An employee for the Queens district attorney’s office had constructed an explosive device to set off at the Kamway Lodge, a migrant shelter in Elmhurst, Queens, according to court documents.
Credit...Eduardo Munoz Alvarez/Associated Press

D.A. Employee Threatened to Blow Up Queens Migrant Shelter, Police Say

The employee, Derek Klever, told a witness that he was fed up with migrants partying at the shelter across from his apartment, according to court documents. “This is a war,” he said.

by · NY Times

An employee at the Queens district attorney’s office was accused on Thursday of threatening to detonate a device at a New York City migrant shelter after the police found explosive materials in his home, according to a complaint filed in Queens criminal court.

The employee, Derek Klever, told an unnamed witness last week that he was constructing an explosive device — by combining incendiary powders from fireworks with nail gun cartridges — to set off at a migrant shelter next to his apartment in Elmhurst, Queens, according to the complaint.

That person told the police that Mr. Klever said he was fed up with migrants “having a party at 8 in the morning” at the shelter, according to the complaint.

“This is a war,” Mr. Klever is said to have told the witness. “I wish I had a big enough one to blow them back to Venezuela.”

The police searched Mr. Klever’s home shortly after arresting him at his workplace on Tuesday. They found a BB gun in a child’s bedroom, as well as various fireworks, green wire and a vase filled with long nail cartridges and “a black substance,” both wrapped in tin foil, according to the complaint.

Mr. Klever was arraigned on Thursday and pleaded not guilty on charges of making a terroristic threat and criminal possession of a weapon, among other charges.

A spokesman for the Queens district attorney’s office, Brendan Brosh, confirmed that one of its employees had been “arrested and terminated,” adding that the investigation was “ongoing.”

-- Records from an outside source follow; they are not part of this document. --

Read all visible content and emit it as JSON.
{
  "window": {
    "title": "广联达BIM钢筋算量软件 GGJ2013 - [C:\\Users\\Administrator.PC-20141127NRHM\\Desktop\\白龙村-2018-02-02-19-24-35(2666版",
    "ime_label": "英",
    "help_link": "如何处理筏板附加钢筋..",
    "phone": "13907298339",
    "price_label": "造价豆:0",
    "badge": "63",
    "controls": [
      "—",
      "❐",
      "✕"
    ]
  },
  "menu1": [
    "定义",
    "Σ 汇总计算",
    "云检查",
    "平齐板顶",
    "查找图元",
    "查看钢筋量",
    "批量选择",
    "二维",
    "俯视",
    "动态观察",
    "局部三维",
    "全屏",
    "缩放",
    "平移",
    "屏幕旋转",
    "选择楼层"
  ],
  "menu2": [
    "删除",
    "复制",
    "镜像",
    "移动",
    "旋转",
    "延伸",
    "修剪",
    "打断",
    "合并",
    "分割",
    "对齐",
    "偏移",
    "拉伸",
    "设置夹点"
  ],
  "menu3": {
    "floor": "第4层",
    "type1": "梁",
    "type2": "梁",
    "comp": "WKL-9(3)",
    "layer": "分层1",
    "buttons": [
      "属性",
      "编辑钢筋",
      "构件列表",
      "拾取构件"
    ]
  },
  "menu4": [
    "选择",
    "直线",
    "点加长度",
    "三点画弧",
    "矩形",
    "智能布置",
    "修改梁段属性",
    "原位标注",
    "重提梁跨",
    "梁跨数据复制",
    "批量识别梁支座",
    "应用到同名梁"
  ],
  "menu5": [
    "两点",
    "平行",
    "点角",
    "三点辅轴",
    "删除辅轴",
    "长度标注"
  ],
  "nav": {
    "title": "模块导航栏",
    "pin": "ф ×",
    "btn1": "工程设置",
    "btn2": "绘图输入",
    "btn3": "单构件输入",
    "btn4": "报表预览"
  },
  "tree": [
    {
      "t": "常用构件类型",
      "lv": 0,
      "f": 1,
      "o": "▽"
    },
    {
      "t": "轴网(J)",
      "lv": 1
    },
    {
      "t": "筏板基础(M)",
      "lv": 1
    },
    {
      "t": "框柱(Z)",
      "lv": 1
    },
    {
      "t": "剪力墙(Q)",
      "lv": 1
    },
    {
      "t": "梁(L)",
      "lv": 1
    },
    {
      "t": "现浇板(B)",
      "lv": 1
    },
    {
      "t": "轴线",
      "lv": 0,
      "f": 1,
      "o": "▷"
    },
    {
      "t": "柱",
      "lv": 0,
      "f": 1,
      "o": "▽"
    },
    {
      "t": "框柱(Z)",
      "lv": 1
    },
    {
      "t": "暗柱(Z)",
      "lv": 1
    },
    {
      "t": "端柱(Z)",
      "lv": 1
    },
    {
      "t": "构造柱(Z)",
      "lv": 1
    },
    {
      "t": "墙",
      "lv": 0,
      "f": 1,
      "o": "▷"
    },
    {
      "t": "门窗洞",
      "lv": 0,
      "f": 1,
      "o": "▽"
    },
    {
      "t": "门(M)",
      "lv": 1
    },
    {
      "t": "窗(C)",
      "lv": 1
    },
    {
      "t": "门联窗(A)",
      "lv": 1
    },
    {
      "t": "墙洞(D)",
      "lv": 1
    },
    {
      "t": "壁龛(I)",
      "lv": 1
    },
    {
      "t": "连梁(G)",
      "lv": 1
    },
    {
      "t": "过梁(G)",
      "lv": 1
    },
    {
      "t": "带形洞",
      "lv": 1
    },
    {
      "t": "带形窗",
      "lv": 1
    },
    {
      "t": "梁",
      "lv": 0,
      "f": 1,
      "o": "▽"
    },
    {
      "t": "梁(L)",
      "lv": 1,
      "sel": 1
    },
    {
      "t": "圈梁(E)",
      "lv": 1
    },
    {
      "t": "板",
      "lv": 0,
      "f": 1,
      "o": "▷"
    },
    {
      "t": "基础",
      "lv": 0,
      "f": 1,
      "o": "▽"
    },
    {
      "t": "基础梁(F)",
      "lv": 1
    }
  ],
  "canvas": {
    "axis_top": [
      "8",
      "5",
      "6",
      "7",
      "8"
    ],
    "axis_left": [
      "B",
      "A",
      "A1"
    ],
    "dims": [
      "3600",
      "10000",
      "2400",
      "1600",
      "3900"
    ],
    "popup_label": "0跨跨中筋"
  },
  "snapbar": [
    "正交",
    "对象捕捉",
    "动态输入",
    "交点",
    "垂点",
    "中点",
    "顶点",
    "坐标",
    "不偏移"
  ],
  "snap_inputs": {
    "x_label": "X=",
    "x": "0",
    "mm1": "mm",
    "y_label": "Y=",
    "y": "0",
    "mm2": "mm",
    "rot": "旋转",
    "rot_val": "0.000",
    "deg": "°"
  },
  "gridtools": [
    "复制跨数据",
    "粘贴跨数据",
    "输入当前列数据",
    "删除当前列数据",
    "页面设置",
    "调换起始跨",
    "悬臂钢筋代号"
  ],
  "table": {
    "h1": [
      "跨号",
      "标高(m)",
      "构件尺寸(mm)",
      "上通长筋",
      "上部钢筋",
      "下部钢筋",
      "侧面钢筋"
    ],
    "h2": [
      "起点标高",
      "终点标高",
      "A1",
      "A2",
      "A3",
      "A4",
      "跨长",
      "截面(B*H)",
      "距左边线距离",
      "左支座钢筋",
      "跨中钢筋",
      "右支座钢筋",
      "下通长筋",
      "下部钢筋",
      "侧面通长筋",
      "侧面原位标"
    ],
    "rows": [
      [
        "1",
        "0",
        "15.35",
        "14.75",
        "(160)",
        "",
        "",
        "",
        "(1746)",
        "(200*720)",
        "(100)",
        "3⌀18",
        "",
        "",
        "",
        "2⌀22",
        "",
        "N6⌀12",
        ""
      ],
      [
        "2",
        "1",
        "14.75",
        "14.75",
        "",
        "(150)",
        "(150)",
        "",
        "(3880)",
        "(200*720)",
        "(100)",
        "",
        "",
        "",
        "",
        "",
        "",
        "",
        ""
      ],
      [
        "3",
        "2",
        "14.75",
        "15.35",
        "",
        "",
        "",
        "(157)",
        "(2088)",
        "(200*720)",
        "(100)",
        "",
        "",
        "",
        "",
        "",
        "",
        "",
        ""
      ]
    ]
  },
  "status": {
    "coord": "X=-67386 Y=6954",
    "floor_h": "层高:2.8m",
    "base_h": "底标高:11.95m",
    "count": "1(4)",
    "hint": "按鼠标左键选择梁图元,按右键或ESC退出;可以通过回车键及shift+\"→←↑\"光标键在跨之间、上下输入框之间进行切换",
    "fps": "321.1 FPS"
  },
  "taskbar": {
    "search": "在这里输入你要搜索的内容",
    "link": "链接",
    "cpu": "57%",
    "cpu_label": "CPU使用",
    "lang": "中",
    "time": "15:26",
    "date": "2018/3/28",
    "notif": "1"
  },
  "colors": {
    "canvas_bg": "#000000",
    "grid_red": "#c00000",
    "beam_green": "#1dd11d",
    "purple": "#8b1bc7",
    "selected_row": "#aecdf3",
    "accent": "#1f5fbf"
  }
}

Dennis Lemke, a lawyer for Mr. Klever, declined to comment on the charges, but said that his client remained in jail and planned to make bail over the weekend.

Mr. Klever, a paralegal, worked as a trial preparation assistant at the district attorney’s office, according to his LinkedIn profile. He graduated from Queens College in 2020, according to his profile, and in February 2023 joined the prosecutor’s office in Queens, where he had a $46,000 salary, according to The City Record.

The target of Mr. Klever’s seemingly amateurish plan was the Kamway Lodge, a 12-room redbrick hostel that had been converted into a temporary migrant shelter.

Mr. Klever told the witness that he had been tinkering with the fireworks and that he was thinking of renting a drone he could use to drop an explosive, according to the complaint. Mr. Klever said that his intention was to maim, not kill, and that the migrants “should live in terror and fear every day,” the complaint said.

New York City currently houses over 60,000 migrants in more than 200 shelters across the city, including hotels, warehouses and once-empty office buildings. More than 210,000 asylum seekers, from as far as away Venezuela, China and Senegal, have sought shelter in the city since 2022 as crossings at the southern border have reached record highs.

Many were drawn to New York City because of its unique legal obligation to provide a bed to anyone who asks for one, a requirement known as “right to shelter.” City officials have projected that the cost of housing, feeding and providing services to migrants will cost more than $10 billion over three years.

The two-year-old migrant crisis has tested the openness of residents in a liberal bastion that has long prided itself on its reputation as a welcoming city. Migrant shelters have drawn protests and pushback in some neighborhoods where they have opened, and highly publicized crimes committed by migrants have fueled anti-immigrant rhetoric and raised fears among some New Yorkers.

In July, a Parks Department employee was accused of fatally shooting a 30-year-old Venezuelan migrant, Arturo Jose Rodriguez-Marcano, at a Brooklyn playground where migrants who were homeless had spent the night. The city employee, Elijah Mitchell, was charged with second-degree murder as a hate crime. Prosecutors said Mr. Mitchell had angrily confronted the migrants sleeping in the park before killing Mr. Rodriguez-Marcano.

Shayla Colon and William K. Rashbaum contributed reporting.